Historie

Begin 1929 werd tussen Fokker en LVA een contract getekend voor twee prototypes voor jachtvliegtuig.
Aanvankelijk had men twee versies van de Fokker D.XV in gedachten, waarbij de ene een zwaardere en de andere een lichtere uitvoering zouden worden.
Uiteindelijk is gekozen voor de D.XVI, die daar eigenlijk tussen in zat.

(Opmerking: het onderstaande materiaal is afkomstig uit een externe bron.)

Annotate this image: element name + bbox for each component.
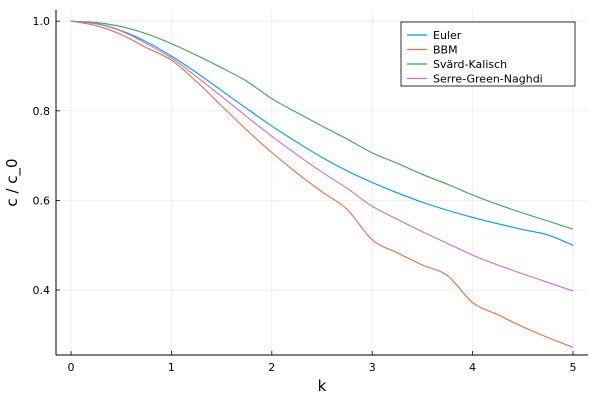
series-group (70, 20, 574, 348)
y-tick-label: 0.6 (33, 194, 51, 207)
grid (56, 10, 588, 355)
x-axis-ticks: 0 1 2 3 4 5 (68, 351, 576, 374)
x-tick-label: 5 (569, 361, 576, 374)
series-line-bbm (70, 20, 574, 348)
series-line-sv-rd-kalisch (71, 20, 574, 230)
y-tick-label: 0.8 (33, 105, 51, 118)
y-tick-label: 0.4 (33, 284, 51, 297)
axes (55, 10, 588, 356)
x-tick-label: 0 (68, 361, 75, 374)
x-tick-label: 1 (168, 361, 175, 374)
x-tick-label: 2 (268, 361, 275, 374)
x-axis-label: k (318, 377, 327, 395)
legend-label-serre-green-naghdi: Serre-Green-Naghdi (433, 73, 543, 86)
series-line-euler (71, 20, 574, 246)
legend-label-euler: Euler (433, 29, 462, 42)
y-axis-ticks: 0.4 0.6 0.8 1.0 (33, 15, 60, 297)
series-line-serre-green-naghdi (71, 20, 574, 292)
y-axis-label: c / c_0 (3, 158, 22, 206)
x-tick-label: 4 (469, 361, 476, 374)
legend-box (400, 21, 576, 87)
y-tick-label: 1.0 (33, 15, 51, 28)
legend-label-sv-rd-kalisch: Svärd-Kalisch (433, 58, 507, 71)
x-tick-label: 3 (369, 361, 376, 374)
legend-label-bbm: BBM (433, 44, 458, 57)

In de zomer van 1929 was het eerste prototype gereed, het tweede exemplaar was in februari 1930 gereed.
Het toestel was ontworpen door Reinhold Platz en was een anderhalfdekker met een Armstrong Siddeley Jaguar stermotor met townend ring.
Aanvankelijk waren nog wel wat kinderziekten, maar toen die waren opgelost, bleek het een populair toestel.
De LVA-machines verschilden ten opzichte van de prototypes en overige seriemachines, zo was de doorgaande as van het landingsgestel vervangen door een gescheiden ophanging; de lange schoorstijl van romp naar de vleugelstijlen was vervallen en de uitlaatpijpen liepen aan beide zijden van de romp ver naar achteren door.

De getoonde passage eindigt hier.